Cette main invisible, à quel chat de mon âme appartenait-elle?

J’ai pris la plume. La pièce intitulée «  des lettres non datées…» est le fruit de ce soir- là. Mais ces deux chats- là, des années durant , encore se sont croisés sur un mur étroit. Donc, je me suis révolté contre ce destin infligé d’une autre manière : j’ai commencé à me déchirer entre différents métiers : jouer de la musique, composer des chansons, écrire des pièces, les mettre en scène… Je ne peux pas dire que c’était nul. Par rapport aux écrivain de ma génération , je suis celui qui a écrit le moins.  Mais cela fait quelques années que j’ai accepté mon destin.

Si la peur est la conséquence de l'ignorance , je dois dire qu’ écrire est un parapluie sous lequel je me sens en sécurité.

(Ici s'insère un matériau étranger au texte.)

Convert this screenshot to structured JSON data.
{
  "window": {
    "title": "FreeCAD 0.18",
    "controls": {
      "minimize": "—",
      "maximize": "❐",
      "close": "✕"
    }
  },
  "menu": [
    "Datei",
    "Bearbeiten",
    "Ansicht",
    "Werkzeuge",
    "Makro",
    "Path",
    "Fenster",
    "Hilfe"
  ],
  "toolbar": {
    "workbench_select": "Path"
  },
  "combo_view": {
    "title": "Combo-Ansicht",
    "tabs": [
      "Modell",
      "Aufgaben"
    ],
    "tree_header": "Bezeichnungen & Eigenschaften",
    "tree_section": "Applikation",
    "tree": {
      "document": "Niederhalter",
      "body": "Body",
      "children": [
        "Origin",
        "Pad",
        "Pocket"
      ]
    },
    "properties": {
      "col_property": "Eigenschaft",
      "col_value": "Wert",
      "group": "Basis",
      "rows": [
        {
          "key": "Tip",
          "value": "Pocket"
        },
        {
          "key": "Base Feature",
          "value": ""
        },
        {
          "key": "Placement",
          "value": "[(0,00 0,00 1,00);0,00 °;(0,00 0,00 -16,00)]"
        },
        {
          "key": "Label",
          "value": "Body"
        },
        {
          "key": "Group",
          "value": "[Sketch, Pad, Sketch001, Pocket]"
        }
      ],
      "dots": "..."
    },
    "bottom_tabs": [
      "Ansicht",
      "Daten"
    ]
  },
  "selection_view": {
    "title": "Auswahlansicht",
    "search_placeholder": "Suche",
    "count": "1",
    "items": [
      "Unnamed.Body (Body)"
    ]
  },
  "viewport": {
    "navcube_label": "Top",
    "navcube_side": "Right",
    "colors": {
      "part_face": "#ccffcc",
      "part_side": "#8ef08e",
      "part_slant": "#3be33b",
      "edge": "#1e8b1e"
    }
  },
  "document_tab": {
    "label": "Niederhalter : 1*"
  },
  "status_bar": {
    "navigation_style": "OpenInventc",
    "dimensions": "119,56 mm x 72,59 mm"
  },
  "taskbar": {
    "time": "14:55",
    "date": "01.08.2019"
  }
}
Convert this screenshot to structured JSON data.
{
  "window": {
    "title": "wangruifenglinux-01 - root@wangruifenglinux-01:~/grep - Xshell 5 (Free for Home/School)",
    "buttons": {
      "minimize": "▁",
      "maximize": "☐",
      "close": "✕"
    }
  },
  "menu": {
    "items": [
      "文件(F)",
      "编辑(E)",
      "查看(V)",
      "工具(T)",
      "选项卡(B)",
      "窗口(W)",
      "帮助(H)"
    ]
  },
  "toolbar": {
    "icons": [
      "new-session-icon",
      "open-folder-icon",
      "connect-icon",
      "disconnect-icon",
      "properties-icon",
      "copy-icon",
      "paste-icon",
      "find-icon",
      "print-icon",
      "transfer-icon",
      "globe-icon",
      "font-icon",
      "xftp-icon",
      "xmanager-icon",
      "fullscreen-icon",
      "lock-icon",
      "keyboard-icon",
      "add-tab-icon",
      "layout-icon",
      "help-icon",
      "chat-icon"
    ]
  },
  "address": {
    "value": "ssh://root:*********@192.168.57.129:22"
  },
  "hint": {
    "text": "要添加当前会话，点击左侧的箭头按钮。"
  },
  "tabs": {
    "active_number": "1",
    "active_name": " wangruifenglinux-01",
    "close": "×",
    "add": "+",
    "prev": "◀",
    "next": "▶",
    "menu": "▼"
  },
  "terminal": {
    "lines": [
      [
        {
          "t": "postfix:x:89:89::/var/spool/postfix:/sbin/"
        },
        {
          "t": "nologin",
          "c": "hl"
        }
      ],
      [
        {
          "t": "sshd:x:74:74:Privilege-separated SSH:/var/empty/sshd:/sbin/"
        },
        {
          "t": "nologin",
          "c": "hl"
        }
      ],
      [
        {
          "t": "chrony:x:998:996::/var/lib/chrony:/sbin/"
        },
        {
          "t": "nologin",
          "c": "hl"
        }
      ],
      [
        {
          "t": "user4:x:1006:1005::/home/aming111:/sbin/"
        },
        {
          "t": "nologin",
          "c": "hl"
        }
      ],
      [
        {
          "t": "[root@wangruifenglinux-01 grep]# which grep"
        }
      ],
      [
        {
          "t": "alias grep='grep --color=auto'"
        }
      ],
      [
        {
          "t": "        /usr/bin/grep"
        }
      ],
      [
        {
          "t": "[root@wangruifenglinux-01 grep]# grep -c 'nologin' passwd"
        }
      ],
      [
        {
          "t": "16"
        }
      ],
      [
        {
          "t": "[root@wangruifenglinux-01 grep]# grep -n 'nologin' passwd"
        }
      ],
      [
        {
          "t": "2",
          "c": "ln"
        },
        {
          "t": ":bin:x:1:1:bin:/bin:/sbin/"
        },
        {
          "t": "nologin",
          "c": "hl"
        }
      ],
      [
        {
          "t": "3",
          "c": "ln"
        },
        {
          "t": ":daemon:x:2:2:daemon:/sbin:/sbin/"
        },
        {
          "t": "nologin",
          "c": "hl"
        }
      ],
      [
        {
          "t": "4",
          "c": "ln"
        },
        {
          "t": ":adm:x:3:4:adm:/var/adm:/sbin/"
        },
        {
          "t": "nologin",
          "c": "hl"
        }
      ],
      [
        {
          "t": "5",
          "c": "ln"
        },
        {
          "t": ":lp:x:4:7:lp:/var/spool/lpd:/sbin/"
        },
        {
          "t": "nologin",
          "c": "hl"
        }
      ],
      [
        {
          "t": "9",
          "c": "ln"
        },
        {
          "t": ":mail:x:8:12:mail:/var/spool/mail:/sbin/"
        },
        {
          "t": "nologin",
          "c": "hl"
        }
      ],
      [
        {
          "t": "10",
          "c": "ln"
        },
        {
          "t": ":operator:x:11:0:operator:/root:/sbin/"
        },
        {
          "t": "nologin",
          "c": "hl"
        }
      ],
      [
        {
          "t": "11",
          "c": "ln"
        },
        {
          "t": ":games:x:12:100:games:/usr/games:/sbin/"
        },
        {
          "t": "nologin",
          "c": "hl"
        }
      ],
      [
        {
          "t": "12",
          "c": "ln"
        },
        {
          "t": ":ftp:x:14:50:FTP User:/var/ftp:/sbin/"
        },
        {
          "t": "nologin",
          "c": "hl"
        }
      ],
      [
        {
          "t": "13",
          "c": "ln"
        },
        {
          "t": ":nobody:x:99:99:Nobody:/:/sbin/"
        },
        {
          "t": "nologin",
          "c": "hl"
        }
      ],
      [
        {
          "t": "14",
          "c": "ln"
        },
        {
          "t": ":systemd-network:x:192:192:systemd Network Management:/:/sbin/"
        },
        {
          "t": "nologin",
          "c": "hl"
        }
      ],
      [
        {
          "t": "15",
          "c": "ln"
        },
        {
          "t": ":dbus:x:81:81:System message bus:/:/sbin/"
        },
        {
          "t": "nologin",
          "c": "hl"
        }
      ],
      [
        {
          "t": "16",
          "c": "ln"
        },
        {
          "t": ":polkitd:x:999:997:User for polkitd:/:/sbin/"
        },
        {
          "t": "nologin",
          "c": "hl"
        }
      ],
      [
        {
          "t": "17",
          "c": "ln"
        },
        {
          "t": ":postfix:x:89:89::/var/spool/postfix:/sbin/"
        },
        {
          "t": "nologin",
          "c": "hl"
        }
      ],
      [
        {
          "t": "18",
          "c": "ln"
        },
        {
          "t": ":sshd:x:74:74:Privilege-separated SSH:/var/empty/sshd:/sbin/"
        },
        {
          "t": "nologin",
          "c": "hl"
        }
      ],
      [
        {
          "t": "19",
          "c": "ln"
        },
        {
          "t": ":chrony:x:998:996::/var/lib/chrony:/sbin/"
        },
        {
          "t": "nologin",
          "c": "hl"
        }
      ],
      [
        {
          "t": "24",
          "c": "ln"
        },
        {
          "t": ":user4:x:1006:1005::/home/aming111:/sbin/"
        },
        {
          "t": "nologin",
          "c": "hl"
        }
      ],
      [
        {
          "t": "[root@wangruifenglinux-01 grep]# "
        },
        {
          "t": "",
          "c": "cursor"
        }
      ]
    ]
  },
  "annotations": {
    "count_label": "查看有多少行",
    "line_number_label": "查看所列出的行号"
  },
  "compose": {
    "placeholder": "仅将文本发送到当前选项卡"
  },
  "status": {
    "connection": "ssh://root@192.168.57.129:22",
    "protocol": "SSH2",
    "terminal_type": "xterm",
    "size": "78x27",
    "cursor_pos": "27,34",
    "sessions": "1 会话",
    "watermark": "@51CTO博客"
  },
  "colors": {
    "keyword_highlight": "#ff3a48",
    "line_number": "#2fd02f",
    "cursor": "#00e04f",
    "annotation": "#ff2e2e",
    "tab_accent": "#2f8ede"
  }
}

C’est un parapluie sous lequel la réalité se met à nue. Pendant 34 ans cette montre West End Watch et ce livre du père étaient deux réalités différentes , sans aucun rapport entre eux( le montre était le signe de goût et de l’initiative d’un père qui suivait du près le progrès de son fils, et le livre était le témoignage d’un homme talentueux qui, dans un environnement convenable aurait pu, peut-être, devenir un grand écrivain). C’est exactement au moment d’écrire ces lignes-là que je découvre un rapport entre ces deux choses différentes. C’est à dire entre la montre et le livre. Une découverte qui me conduit vers une autre réalité ; cette réalité angoissante que toute mon existence n’était pas autre chose que le chant de guerre, une guerre  entres les différent rêves de mon père. Une guerre dans la quelle le vainqueur et le vaincu ne sont qu’ une seule personne : mon père lui même. Dans une telle situation, si il y a une chose de rassurante, c’est que parmi toutes les choses qui sont à jamais perdues, ce parapluie perdu, c’est, peut être, celui même sous lequel je me sens actuellement en sécurité. C’est ça, pour moi, écrire.